Unlike Nina, Konstantin becomes so obsessed with perfection – and so covetous of the success of others – that he is unable to function. Boris is never fully satisfied – with his stories or his mistresses and is always eager to start anew. All of the artists seek the approval of others but are less able to rise above their need than Nina.
The film is a faithful, if necessarily truncated, adaptation by scriptwriter Stephen Karam, but it never gets under your skin or really captures the essence of Chekhov’s vision. For the originality of Chekhov’s play was itself met with harsh criticism, much as Konstantin’s was, for its naturalistic depiction of real characters in all walks of life. The problem is not Mayer’s theatrical take on the play, but, on the contrary, his attempt to remind us that we are watching a film with his use of a fussy, hand-held camera dashing about the sets and among the characters.

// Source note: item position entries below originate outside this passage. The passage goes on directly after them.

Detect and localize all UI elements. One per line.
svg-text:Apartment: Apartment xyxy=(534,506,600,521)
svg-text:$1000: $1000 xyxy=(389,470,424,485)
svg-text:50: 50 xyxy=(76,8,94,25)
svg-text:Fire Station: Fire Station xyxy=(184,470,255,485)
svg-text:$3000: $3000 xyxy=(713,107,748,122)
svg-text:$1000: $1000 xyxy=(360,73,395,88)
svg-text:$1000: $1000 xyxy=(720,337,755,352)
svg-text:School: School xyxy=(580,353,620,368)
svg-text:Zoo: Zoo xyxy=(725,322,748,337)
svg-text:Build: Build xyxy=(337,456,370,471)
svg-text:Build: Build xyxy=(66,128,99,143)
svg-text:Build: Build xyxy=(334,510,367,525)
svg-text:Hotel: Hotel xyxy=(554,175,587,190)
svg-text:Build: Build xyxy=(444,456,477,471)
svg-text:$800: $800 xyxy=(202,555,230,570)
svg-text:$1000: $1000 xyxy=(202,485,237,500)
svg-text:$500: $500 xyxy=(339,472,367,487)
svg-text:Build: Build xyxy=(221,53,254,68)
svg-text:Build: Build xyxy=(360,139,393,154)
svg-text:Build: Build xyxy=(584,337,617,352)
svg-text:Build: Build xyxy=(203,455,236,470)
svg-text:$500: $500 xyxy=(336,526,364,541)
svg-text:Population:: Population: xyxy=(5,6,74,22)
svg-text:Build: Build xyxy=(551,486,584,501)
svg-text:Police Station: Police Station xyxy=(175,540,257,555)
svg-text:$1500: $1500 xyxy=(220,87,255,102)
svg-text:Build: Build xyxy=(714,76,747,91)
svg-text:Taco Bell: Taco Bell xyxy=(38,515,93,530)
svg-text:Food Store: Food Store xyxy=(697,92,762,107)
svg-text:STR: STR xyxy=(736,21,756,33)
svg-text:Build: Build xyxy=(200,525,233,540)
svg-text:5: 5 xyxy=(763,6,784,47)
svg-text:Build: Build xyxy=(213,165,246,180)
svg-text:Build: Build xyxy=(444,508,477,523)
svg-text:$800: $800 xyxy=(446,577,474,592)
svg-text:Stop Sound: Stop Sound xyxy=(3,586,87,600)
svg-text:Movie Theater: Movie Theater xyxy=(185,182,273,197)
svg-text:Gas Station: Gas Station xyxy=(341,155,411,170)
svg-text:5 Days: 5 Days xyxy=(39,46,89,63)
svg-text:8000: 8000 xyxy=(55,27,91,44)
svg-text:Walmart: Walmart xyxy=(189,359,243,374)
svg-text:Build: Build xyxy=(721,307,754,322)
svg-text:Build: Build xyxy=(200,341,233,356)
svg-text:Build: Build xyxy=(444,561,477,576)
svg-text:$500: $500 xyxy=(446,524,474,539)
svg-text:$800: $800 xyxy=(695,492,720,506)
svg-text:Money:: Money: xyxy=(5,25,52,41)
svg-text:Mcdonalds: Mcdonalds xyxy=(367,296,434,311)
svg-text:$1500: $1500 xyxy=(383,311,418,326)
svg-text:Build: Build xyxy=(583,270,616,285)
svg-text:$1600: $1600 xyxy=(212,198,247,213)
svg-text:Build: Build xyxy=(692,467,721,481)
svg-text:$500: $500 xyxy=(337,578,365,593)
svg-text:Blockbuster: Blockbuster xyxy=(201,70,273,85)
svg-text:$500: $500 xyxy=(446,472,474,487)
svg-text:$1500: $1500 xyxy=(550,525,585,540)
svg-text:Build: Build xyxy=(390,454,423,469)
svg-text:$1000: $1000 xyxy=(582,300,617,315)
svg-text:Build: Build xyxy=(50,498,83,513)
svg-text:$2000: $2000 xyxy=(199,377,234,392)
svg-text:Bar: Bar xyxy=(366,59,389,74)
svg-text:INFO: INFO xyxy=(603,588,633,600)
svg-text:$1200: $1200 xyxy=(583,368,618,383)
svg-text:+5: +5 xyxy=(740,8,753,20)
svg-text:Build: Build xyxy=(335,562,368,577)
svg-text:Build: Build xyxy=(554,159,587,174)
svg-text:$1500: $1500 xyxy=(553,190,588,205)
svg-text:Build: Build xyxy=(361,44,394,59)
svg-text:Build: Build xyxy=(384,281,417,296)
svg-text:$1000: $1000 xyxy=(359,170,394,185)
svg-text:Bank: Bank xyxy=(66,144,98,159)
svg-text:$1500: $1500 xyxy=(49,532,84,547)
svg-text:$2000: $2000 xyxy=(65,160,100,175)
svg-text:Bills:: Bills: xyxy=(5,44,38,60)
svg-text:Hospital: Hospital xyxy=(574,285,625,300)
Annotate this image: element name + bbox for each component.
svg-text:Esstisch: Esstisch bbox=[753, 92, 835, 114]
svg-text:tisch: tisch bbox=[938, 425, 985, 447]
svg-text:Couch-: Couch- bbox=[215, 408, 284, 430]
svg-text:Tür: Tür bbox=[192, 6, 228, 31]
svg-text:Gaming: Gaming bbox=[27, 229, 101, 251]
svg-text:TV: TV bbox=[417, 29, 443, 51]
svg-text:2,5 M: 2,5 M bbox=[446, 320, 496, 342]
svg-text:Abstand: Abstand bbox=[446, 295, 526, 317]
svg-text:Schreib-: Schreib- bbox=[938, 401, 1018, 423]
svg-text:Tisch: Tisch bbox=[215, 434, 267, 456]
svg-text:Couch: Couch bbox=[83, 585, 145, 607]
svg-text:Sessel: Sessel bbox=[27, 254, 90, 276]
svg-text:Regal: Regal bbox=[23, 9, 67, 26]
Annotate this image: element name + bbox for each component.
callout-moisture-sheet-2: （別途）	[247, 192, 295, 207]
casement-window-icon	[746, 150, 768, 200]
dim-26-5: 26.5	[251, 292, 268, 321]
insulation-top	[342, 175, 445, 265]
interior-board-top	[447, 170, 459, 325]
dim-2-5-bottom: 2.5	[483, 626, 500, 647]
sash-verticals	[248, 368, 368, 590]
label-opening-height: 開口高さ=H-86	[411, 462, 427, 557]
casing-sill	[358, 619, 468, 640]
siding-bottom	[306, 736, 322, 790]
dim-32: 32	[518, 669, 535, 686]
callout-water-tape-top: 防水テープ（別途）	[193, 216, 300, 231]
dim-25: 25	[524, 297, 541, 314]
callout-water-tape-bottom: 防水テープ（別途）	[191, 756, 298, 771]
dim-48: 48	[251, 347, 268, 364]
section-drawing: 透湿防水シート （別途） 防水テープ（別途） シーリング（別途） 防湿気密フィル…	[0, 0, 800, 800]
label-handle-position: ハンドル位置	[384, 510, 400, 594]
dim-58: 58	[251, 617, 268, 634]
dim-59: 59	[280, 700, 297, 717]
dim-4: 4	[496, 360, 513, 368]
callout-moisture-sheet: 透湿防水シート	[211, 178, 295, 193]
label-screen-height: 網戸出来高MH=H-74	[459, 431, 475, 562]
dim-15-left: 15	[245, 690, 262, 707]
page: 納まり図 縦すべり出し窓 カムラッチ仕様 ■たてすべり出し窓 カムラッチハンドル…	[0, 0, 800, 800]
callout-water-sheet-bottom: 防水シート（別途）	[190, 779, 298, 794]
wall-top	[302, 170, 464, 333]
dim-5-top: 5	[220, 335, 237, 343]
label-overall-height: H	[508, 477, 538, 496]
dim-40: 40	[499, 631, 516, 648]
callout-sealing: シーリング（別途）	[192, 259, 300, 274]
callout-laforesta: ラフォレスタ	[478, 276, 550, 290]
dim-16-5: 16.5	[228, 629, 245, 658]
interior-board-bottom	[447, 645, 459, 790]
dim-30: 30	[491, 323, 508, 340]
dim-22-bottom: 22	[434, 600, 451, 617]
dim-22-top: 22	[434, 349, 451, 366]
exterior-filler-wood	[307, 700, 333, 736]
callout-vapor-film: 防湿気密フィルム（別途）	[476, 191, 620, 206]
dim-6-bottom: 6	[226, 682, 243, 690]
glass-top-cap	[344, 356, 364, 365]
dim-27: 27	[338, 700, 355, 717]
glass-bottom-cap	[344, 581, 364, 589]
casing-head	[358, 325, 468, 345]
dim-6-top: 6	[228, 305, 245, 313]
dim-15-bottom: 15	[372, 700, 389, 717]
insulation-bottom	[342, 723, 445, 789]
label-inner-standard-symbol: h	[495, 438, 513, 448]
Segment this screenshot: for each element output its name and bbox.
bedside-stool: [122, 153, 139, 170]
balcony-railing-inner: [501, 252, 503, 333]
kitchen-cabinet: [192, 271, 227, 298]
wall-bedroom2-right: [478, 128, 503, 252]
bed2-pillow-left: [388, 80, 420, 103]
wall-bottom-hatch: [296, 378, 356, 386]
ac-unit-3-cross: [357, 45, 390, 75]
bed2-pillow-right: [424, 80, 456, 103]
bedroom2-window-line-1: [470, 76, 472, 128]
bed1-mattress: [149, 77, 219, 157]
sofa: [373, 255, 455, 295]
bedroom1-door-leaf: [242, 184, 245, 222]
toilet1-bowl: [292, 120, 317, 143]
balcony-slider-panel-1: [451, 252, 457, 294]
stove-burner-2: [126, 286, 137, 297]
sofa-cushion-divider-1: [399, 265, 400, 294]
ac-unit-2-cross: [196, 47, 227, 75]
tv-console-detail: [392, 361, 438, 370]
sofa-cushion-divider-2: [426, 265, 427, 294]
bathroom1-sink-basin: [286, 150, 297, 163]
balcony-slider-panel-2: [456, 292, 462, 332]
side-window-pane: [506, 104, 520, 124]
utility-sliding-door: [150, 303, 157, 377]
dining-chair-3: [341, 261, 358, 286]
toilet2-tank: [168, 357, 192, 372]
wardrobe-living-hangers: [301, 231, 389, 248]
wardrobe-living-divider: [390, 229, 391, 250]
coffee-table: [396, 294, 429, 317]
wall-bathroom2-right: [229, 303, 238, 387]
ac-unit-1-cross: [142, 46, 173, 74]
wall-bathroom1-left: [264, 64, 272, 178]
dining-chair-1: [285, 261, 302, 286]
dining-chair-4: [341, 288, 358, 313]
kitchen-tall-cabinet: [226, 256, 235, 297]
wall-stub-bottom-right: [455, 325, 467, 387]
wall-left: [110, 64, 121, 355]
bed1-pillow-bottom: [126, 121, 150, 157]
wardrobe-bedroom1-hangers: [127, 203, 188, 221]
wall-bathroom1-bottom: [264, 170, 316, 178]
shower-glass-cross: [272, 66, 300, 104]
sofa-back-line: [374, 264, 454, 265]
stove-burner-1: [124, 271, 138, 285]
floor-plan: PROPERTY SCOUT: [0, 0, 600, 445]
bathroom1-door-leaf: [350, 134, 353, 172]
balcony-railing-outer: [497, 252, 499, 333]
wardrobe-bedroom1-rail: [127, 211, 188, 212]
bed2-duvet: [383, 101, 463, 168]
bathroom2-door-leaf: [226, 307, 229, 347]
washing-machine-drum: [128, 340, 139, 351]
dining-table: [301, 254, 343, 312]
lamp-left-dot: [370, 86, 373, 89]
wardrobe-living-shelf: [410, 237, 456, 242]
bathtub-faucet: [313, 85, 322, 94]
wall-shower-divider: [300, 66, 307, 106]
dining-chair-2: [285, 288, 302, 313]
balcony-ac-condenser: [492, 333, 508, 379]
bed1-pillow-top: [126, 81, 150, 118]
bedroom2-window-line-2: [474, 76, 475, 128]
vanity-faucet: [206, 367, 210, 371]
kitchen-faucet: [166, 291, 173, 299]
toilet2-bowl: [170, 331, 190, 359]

If Mayer and Karam wanted to distinguish their film from the countless productions of the play – from the first production in October 1896, to last year’s Chichester Theatre Festival revival that transferred to the National Theatre – he could have, for starters, changed the period from 1904 to either the theatre world or even Hollywood in a more modern time. And he could have changed the setting from the lakeside farm outside of Moscow. Since most of the film was shot in New York and Sorin’s estate on a rocky hilltop hardly looks like a Russian agricultural domain, it would have been easy enough to do.